The catch: his bitter disillusionment with the Church has kept him there for 460 years, he’s about to break the record for the longest recalcitrance in history, and he’s showing no sign of acquiescing any time soon.
The Powers That Be are increasingly disturbed by the precedent this is setting. As a result, they are beginning to assert more pressure to bring the situation to conclusion. Hell, as Copernicus remarks, is right down the corridor.

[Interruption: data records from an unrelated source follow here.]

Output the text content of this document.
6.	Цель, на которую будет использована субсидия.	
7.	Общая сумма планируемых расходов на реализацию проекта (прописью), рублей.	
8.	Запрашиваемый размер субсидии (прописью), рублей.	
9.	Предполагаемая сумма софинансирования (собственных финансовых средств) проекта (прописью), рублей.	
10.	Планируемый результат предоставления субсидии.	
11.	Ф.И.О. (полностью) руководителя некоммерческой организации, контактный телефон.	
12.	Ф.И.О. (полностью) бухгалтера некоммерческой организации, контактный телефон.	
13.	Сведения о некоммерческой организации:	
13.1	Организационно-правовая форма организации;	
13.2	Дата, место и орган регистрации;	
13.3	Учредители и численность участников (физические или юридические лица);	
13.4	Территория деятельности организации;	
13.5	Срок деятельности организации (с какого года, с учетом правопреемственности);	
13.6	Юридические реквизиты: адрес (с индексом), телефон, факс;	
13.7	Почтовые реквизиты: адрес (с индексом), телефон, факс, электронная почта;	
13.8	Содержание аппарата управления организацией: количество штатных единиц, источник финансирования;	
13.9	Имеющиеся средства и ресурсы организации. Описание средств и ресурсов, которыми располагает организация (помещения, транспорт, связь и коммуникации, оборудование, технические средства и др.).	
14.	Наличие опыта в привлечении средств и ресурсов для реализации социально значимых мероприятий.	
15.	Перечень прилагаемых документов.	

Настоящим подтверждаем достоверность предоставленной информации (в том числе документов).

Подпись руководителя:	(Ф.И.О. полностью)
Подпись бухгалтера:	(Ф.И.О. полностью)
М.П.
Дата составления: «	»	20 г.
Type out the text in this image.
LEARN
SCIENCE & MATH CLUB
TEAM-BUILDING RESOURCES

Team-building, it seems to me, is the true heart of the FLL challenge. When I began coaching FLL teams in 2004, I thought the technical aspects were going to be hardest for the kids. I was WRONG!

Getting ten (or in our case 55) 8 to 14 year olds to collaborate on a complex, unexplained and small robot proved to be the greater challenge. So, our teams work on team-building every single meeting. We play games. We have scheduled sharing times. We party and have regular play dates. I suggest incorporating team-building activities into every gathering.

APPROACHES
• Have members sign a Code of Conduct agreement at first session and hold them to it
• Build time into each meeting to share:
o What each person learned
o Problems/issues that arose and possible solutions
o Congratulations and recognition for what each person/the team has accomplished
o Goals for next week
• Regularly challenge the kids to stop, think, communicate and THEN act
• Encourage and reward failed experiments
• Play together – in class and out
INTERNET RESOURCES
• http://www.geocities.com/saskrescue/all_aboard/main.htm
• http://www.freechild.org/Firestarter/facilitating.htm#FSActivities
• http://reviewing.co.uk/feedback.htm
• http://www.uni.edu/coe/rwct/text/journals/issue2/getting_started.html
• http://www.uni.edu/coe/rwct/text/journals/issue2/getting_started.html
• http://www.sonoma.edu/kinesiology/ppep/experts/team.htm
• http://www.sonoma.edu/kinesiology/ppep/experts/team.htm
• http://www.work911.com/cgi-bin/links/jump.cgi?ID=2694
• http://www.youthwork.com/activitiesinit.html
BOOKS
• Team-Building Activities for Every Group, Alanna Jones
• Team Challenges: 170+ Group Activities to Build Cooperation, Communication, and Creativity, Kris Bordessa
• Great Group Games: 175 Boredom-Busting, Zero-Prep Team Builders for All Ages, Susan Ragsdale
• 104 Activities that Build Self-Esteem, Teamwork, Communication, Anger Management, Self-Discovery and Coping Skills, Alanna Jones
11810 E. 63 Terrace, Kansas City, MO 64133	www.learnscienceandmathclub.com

The eternal debate between empiricism and the heart provides the groundwork for two beings’ deep struggle with meaning.
EXCERPT
COPERNICUS
You come in here everyday and ask me about meaning. Devotion. You give me this window on the earth. I can see any place any time, no walls no borders no secrets. I look and I look and all I see is disenfranchisement. Dispossession. The single mother with six children who decides to work, who opts for dignity, assembling meal after tiny meal for some airline, a thousand plates of exactly the same thing eight hours a day five days a week to earn just enough money to disqualify her from welfare. All that food passing before her eyes and still she can barely nourish her little ones. Meaning? Ask the thirteen-year-old Thai girl sold by her family so she can spend her life playing sex slave to lowlife foreigners and what’s more pretending to like it, and if she moans just the right way when somebody’s sticking it up her ass and he slips her a twenty that’s a gift from God Himself, that’s as good as it gets in the world according to her. Where does she go from there? What miracle is there, what grace in all the boundlessness of creation, that can possibly untaint that soul? And you, you want me to profess my devotion? Your old buddy Cummings said it: “Rightly or wrongly I prefer spiritual insomnia to psychic suicide.”
ANGEL
An extraordinarily gifted child, a child with the potential to change the face of the world, was just snatched from death by a medical breakthrough. A beggar in London just won the lottery and plans to dedicate his winnings to helping other people get off the street. A woman who was told for 15 years she could never have a child just gave birth. Why do you see nothing but the suffering?
COPERNICUS
Because every miracle drowns in a million horrors.
ANGEL
Does that make it any less of a miracle?
COPERNICUS
No. That makes it statistically insignificant.